Insight

If It Sounds Too Good to be True, It Probably Is

If it sounds too good to be true, it probably is.

I quoted that old saying three years ago in raising come cautionary flags about a provocative claim that the United States, and each of its member states, could get all of their energy from renewables by 2055.

That proposition has since gained a life of its own.  It spawned The Solutions Project. It was embraced by Senator Bernie Sanders. And last month, well-intentioned Federal legislation was proposed to enshrine it in policy.

Not so fast.

In a new paper published in the same journal as the original, a team of prominent energy researchers has sharply critiqued the original claim, saying it contained “invalid modelling tools, modelling errors,” and “made implausible and inadequately supported assumptions.”

The authors of the new critique wrote that a policy prescription relying solely on wind, solar, and hydropower “overpromises” on the benefits and “could be counterproductive, seriously impeding the move to a cost-effective decarbonized energy system.”

The original authors have responded to the critique here and here. And the critiquers have replied.

The debate goes on. And on.

Some things are less debatable.

Deep decarbonization is in deep trouble, and renewables alone will not save us.

Nor will any single climate hope, climate-friendly movement by companies and investors, or voluntary alliance.
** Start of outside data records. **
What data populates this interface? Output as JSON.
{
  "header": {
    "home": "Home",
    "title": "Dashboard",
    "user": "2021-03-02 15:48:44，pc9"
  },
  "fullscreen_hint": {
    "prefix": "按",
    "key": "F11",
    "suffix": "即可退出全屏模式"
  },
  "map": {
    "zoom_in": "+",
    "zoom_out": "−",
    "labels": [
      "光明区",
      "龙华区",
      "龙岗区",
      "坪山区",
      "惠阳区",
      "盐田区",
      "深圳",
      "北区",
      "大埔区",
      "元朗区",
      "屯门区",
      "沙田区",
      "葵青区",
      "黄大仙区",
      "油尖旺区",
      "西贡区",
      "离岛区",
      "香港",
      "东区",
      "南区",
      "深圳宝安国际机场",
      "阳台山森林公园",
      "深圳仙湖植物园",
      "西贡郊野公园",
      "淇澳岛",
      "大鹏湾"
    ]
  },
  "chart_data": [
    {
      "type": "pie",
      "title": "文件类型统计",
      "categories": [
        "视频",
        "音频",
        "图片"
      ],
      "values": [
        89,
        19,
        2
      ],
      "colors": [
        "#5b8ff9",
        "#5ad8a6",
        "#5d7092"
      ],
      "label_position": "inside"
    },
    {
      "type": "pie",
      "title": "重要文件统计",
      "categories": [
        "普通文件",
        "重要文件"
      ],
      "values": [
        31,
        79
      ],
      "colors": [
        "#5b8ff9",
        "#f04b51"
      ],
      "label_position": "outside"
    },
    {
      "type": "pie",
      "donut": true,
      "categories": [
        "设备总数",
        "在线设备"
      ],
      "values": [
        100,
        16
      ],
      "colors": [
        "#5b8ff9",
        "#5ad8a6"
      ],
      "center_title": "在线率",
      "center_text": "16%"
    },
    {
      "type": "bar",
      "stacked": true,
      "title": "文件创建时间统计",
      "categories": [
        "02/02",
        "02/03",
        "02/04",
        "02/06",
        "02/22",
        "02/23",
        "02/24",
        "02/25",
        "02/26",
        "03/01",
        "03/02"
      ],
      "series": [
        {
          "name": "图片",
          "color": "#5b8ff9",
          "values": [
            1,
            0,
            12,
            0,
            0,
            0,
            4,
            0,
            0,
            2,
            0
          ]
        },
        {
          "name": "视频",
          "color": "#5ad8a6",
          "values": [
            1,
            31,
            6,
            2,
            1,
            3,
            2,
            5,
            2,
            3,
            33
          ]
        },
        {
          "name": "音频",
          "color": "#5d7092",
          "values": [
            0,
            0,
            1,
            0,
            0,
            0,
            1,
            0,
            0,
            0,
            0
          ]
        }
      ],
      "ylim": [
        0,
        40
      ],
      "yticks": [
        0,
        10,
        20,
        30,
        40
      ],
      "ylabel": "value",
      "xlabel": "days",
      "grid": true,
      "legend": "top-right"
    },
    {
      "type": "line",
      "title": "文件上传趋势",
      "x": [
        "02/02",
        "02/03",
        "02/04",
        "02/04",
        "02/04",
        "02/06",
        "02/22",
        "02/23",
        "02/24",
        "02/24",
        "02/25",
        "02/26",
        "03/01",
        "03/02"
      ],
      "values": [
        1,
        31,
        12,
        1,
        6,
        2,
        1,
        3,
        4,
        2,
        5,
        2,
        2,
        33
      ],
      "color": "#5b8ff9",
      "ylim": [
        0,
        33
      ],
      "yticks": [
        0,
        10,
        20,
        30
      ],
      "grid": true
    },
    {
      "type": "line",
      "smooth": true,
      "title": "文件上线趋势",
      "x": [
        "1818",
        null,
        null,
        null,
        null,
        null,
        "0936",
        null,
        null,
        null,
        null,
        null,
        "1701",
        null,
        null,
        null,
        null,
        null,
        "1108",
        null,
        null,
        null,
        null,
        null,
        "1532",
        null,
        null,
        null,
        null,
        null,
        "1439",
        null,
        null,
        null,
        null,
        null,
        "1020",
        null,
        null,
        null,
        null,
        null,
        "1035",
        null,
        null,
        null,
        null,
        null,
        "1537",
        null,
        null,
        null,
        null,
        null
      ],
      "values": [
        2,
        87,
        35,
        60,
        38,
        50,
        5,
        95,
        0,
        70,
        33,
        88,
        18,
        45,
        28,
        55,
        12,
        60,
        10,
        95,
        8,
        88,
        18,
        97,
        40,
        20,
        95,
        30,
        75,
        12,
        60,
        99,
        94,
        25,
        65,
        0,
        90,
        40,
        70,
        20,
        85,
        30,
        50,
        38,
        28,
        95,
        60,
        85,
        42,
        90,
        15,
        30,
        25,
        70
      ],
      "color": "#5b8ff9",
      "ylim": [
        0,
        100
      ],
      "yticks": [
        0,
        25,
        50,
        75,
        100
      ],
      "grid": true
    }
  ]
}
Nor will oversimplifications.

My experience in energy and environmental policymaking has taught me that the perfect is usually the enemy of the good. The existential challenge of salvaging a habitable climate does not allow for perfection.  It demands, above all, realism.  A 100 percent renewable energy solution with today’s technologies is unrealistic. 

Like a smart investor, we must pursue a diverse portfolio of climate-saving tools containing all kinds of technologies, policies, and actors.  Preserving existing nuclear generation and advancing technologies like CCUS must be in the mix.

Some of these tools will prove more useful than others, but proof through at-scale practice in greenhouse gas reduction is what we need.

We can’t afford to pre-judge any climate-saving policy or technology, or unquestioningly accept-to the exclusion of all other options-those that look too good to be true. That is climate absolutism’s fatal flaw, and we accept it at our peril.

John Quigley

Senior Fellow, Kleinman Center
John Quigley is a senior fellow at the Kleinman Center and previously served on the Center’s Advisory Board. He served as Secretary of the PA Department of Environmental Protection and of the PA Department of Conservation and Natural Resources.